Accountability refers to the continual assessment of practice, organizational, and financial outcomes to determine the effectiveness of systems of care in meeting the needs of children and families. Two essential components of an effective accountability strategy in a system of care are:

  • The development of an interagency management information system that tracks important indicators of service and system performance
  • A strong evaluation strategy

Why is accountability important?

  • By focusing on the effects and outcomes of the services provided, such as child safety while in care, communities are provided a benchmark against which they can set realistic goals and measure continuous improvement.
  • To ensure continuous improvement of systems of care, it is critical to incorporate process and outcome data into ongoing decision-making at all levels.
  • In times of limited resources, decision-makers are most likely to allocate resources to initiatives that demonstrate effectiveness and an efficient use of funds.
  • The safety and well-being of children, youth, and families is a responsibility shared by the entire community. As such, systems of care communities join together in holding one another accountable for ensuring positive outcomes, regardless of where the child and family seek help.

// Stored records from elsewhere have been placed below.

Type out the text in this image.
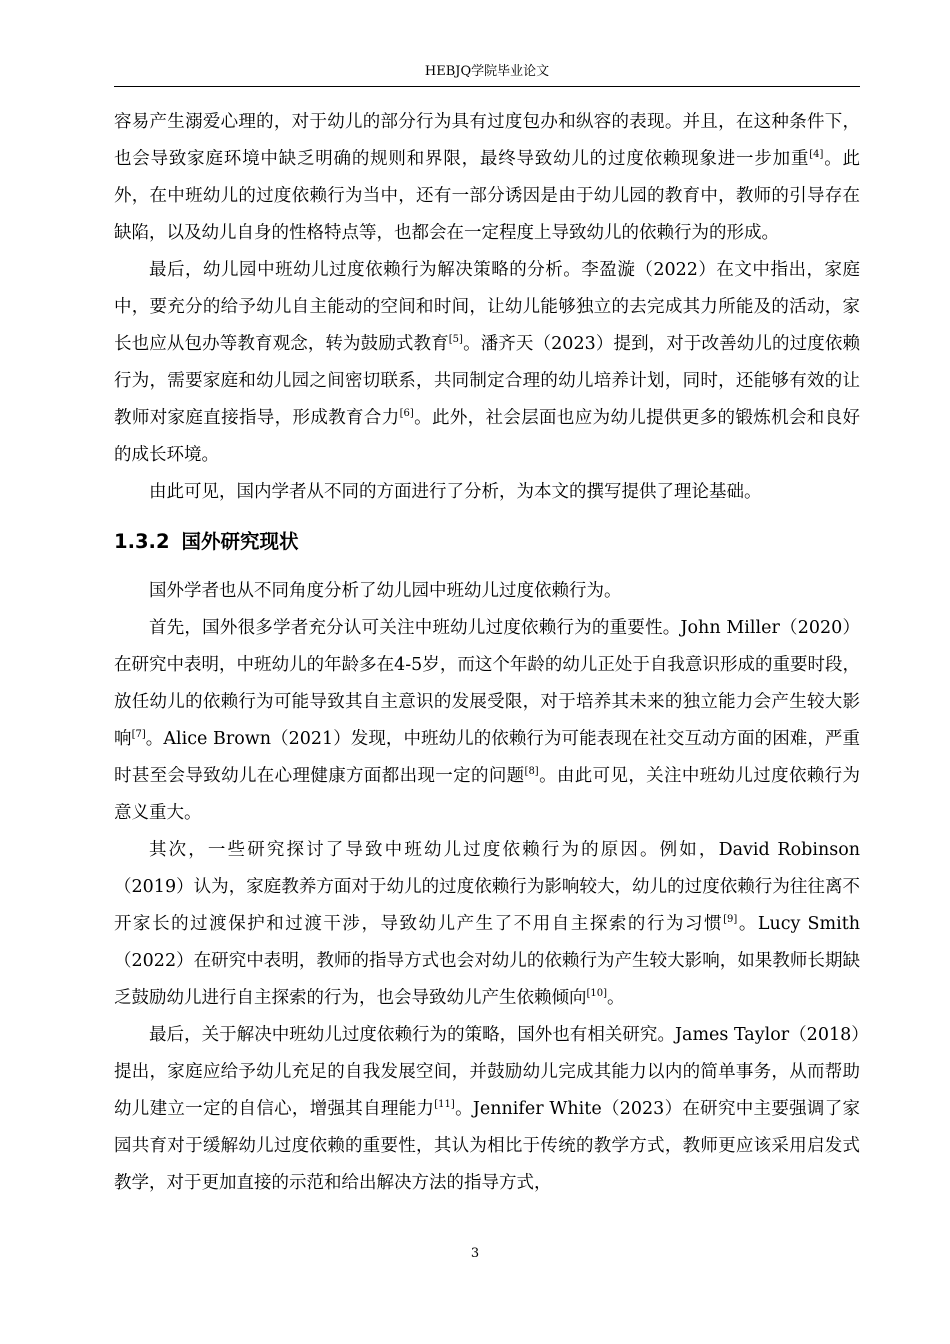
HEBJQ学院毕业论文

容易产生溺爱心理的，对于幼儿的部分行为具有过度包办和纵容的表现。并且，在这种条件下，也会导致家庭环境中缺乏明确的规则和界限，最终导致幼儿的过度依赖现象进一步加重[4]。此外，在中班幼儿的过度依赖行为当中，还有一部分诱因是由于幼儿园的教育中，教师的引导存在缺陷，以及幼儿自身的性格特点等，也都会在一定程度上导致幼儿的依赖行为的形成。

最后，幼儿园中班幼儿过度依赖行为解决策略的分析。李盈漩（2022）在文中指出，家庭中，要充分的给予幼儿自主能动的空间和时间，让幼儿能够独立的去完成其力所能及的活动，家长也应从包办等教育观念，转为鼓励式教育[5]。潘齐天（2023）提到，对于改善幼儿的过度依赖行为，需要家庭和幼儿园之间密切联系，共同制定合理的幼儿培养计划，同时，还能够有效的让教师对家庭直接指导，形成教育合力[6]。此外，社会层面也应为幼儿提供更多的锻炼机会和良好的成长环境。

由此可见，国内学者从不同的方面进行了分析，为本文的撰写提供了理论基础。

1.3.2 国外研究现状

国外学者也从不同角度分析了幼儿园中班幼儿过度依赖行为。

首先，国外很多学者充分认可关注中班幼儿过度依赖行为的重要性。John Miller（2020）在研究中表明，中班幼儿的年龄多在4-5岁，而这个年龄的幼儿正处于自我意识形成的重要时段，放任幼儿的依赖行为可能导致其自主意识的发展受限，对于培养其未来的独立能力会产生较大影响[7]。Alice Brown（2021）发现，中班幼儿的依赖行为可能表现在社交互动方面的困难，严重时甚至会导致幼儿在心理健康方面都出现一定的问题[8]。由此可见，关注中班幼儿过度依赖行为意义重大。

其次，一些研究探讨了导致中班幼儿过度依赖行为的原因。例如，David Robinson（2019）认为，家庭教养方面对于幼儿的过度依赖行为影响较大，幼儿的过度依赖行为往往离不开家长的过渡保护和过渡干涉，导致幼儿产生了不用自主探索的行为习惯[9]。Lucy Smith（2022）在研究中表明，教师的指导方式也会对幼儿的依赖行为产生较大影响，如果教师长期缺乏鼓励幼儿进行自主探索的行为，也会导致幼儿产生依赖倾向[10]。

最后，关于解决中班幼儿过度依赖行为的策略，国外也有相关研究。James Taylor（2018）提出，家庭应给予幼儿充足的自我发展空间，并鼓励幼儿完成其能力以内的简单事务，从而帮助幼儿建立一定的自信心，增强其自理能力[11]。Jennifer White（2023）在研究中主要强调了家园共育对于缓解幼儿过度依赖的重要性，其认为相比于传统的教学方式，教师更应该采用启发式教学，对于更加直接的示范和给出解决方法的指导方式，

3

Questions to ask about systems of care and accountability:

  • Do caseworkers use data to monitor their progress and inform decision-making?
  • Is the management information system designed to capture relevant performance information from all interagency collaboration partners?
  • Have families been involved in the design and implementation of the data system?
  • Does the management information system track costs, quality of services, and outcomes for children and families?
  • How does the management information system line up with the federally mandated Child and Family Services Review data?
  • Does the system of care have a structured process for ongoing performance improvement, including dissemination of key findings to all stakeholders, regular review of performance data, and use of outcomes data in decision-making?
  • Is an ongoing interagency data improvement committee a part of the systems of care infrastructure?
  • Are data from the management information system used to improve services and supports?
  • Are data generated from the management information system used to inform the public, legislators, and key policy administrators about the impact of the system of care on children and families served by the agency?
  • Have cultural competency principles been included in the design of the management information system?
  • Is the evaluation plan culturally appropriate for the community it serves?